5 second boot time though. Better than a normal VM, but maybe not great for user facing serverless.


Yeah, batch job, cron are the better fit. I also think serverless != FaaS.


How is it better than a normal VM (or have I misunderstood)? You can get a full VPS with dedicated IP on OVH, Hetzner & co. for EUR 3.50/month.


Just pointing out that the 5 second boot time is better than a regular VPS. Which (combined with per second billing) makes this good for batch/cron oriented serverless functionality. But is too slow for "function as a service" type serverless where the end user is waiting for it to fire in a browser.


Boot time is better than a normal VM.

OVH servers you're lucky if you get it in 5 minutes, not 5 seconds.

AWS is more like 60 seconds


5 seconds boot + per-second billing is the killer feature.


LA according to their website.


Where as in what infrastructure provider, not the physical location of the data center.


See OPs edit.


Yep, and "hyper func" in the roadmap


This has me exceptionally excited!


In that sense, shall we care whether the EC2 instances in the ECS cluster are located at the same server, or the same rack?


It would depend on "how things are wired together". Now, it's great if they are "wired together" in such a way that one need not give it any thought.

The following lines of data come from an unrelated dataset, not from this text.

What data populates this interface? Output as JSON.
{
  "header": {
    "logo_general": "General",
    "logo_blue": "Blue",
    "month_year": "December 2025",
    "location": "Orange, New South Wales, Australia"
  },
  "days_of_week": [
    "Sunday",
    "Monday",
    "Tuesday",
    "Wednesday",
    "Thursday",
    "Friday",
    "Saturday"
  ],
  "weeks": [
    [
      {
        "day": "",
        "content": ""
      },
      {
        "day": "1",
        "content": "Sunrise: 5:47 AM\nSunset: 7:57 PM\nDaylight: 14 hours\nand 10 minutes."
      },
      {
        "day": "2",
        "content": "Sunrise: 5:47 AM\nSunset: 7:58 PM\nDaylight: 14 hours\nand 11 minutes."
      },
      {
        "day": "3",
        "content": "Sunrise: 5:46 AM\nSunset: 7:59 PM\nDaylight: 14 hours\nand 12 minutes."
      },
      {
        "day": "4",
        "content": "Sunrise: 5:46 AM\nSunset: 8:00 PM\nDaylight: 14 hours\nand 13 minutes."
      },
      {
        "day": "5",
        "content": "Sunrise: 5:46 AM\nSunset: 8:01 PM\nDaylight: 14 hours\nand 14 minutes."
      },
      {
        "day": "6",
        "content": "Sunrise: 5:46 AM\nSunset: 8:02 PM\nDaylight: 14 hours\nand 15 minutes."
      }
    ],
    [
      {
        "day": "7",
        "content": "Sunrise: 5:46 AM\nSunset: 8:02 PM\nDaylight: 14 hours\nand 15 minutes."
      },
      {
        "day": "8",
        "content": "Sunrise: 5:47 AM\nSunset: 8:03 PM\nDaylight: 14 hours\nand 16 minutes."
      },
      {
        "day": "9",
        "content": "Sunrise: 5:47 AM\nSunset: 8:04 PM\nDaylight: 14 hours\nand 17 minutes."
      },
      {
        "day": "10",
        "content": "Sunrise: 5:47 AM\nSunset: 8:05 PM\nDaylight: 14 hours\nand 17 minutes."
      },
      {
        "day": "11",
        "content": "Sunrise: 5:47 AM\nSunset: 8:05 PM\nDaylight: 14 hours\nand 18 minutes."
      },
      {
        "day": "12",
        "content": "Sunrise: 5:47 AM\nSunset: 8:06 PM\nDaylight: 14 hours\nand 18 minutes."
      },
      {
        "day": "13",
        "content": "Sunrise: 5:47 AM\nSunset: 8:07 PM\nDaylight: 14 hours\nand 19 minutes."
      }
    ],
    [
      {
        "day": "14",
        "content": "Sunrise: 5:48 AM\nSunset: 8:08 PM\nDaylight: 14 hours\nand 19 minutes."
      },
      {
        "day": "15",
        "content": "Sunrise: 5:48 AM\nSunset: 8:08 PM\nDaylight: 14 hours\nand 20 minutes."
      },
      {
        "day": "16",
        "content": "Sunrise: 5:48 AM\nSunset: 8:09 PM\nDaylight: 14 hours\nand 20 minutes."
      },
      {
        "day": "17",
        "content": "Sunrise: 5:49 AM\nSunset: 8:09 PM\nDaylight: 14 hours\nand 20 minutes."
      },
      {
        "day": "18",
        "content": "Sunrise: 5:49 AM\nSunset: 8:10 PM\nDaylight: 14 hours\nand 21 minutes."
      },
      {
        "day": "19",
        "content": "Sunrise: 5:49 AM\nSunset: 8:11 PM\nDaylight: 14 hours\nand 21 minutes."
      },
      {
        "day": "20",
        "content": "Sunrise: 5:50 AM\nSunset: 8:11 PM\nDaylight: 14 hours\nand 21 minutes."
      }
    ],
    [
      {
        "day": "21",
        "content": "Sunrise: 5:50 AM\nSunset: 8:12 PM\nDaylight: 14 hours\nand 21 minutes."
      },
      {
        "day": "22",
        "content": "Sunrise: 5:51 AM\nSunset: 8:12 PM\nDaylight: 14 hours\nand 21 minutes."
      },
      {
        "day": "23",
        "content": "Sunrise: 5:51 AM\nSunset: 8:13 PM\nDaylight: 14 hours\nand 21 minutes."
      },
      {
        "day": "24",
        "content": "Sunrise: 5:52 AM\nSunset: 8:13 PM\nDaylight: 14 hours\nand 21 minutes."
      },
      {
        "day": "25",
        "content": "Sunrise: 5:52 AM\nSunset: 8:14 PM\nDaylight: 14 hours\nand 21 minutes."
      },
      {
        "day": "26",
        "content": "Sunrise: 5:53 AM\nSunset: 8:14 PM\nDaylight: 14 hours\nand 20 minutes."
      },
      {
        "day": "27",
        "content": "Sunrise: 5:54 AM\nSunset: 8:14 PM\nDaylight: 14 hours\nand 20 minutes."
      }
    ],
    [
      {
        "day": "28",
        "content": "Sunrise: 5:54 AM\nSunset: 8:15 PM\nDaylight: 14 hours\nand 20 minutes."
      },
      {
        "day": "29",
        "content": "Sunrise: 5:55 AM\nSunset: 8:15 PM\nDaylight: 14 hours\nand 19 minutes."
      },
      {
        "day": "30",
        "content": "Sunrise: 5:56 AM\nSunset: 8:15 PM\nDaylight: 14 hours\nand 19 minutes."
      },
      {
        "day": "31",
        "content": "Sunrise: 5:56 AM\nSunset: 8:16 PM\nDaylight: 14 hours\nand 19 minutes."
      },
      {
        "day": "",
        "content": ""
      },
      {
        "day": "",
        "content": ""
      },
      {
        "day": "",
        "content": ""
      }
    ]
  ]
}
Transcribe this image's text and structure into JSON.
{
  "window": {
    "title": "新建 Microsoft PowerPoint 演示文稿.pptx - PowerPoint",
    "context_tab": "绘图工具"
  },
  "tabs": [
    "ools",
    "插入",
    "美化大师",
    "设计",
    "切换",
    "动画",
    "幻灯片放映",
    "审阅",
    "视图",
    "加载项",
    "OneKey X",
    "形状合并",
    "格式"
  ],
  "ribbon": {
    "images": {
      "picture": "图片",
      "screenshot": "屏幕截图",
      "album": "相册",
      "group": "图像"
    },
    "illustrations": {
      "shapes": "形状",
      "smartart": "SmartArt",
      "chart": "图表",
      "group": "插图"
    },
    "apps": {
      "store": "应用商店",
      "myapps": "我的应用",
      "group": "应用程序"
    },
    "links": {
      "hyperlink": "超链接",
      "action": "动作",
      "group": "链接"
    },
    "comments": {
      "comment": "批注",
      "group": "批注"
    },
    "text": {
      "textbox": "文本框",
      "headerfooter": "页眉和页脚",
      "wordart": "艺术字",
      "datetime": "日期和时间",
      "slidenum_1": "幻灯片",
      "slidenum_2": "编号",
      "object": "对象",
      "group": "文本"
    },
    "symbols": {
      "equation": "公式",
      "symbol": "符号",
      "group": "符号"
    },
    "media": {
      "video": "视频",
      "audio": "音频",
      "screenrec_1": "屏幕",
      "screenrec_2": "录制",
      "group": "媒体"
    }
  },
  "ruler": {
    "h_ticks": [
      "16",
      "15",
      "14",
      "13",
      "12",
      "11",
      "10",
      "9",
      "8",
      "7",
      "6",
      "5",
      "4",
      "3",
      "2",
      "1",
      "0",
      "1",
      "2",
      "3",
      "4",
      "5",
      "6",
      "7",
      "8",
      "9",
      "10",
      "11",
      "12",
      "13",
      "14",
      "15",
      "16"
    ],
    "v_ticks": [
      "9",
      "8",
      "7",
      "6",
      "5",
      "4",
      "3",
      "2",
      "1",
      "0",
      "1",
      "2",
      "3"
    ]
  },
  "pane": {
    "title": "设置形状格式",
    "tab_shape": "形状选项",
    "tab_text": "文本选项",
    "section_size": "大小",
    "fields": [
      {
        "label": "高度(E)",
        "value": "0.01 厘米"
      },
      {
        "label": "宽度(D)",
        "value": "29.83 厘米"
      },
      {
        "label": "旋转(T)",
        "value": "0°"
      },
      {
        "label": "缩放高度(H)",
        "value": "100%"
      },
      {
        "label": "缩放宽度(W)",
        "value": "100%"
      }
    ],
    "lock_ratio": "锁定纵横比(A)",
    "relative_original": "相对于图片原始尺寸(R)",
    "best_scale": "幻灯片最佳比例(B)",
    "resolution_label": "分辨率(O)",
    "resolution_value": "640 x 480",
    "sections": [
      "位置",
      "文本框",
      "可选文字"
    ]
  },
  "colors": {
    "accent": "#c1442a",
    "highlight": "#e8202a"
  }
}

But whether we're talking EC2 instances or containers, at some point one has to think about it, e.g. two instances talking to each other, one being on the East Coast USA and the other in the Midwest, or West Coast, vs. their both being in the same datacenter. That's at the extremes, for sure, but maybe even intra-dc clustering has to be considered explicitly for certain applications? Maybe not?


The point is that you should stop thinking about VM cluster, but container (application) cluster, aka microservices.


He was talking about the boot speed, and the push/pull image workflow.


You didn't include the maintenance cost to manage your infrastructure and container platform, which you don't need to worry with a hosted service.


Even with those it was still worth it. A couple people maintaining the CI is nothing if you can make the build of the 350 other developers twice as fast.

Also it's not like hosted CI is without maintenance, if you want it to not be totally sluggish, you have to use some quite complex scripts and caching strategies that need to be maintained.


IMHO, nobody should care / worry about the underlying orchestration. The industry is moving toward the public service model, and all these management problem is solved by the cloud platform, not app developers. Check out hyper.sh, that's what container service would be.


Or I could manage my own network, which isn't that hard and for a lot of (if not most) cases, less expensive.


Every time I hear "The industry is moving toward X", I can't help but imagine a car racing off a cliff at full speed.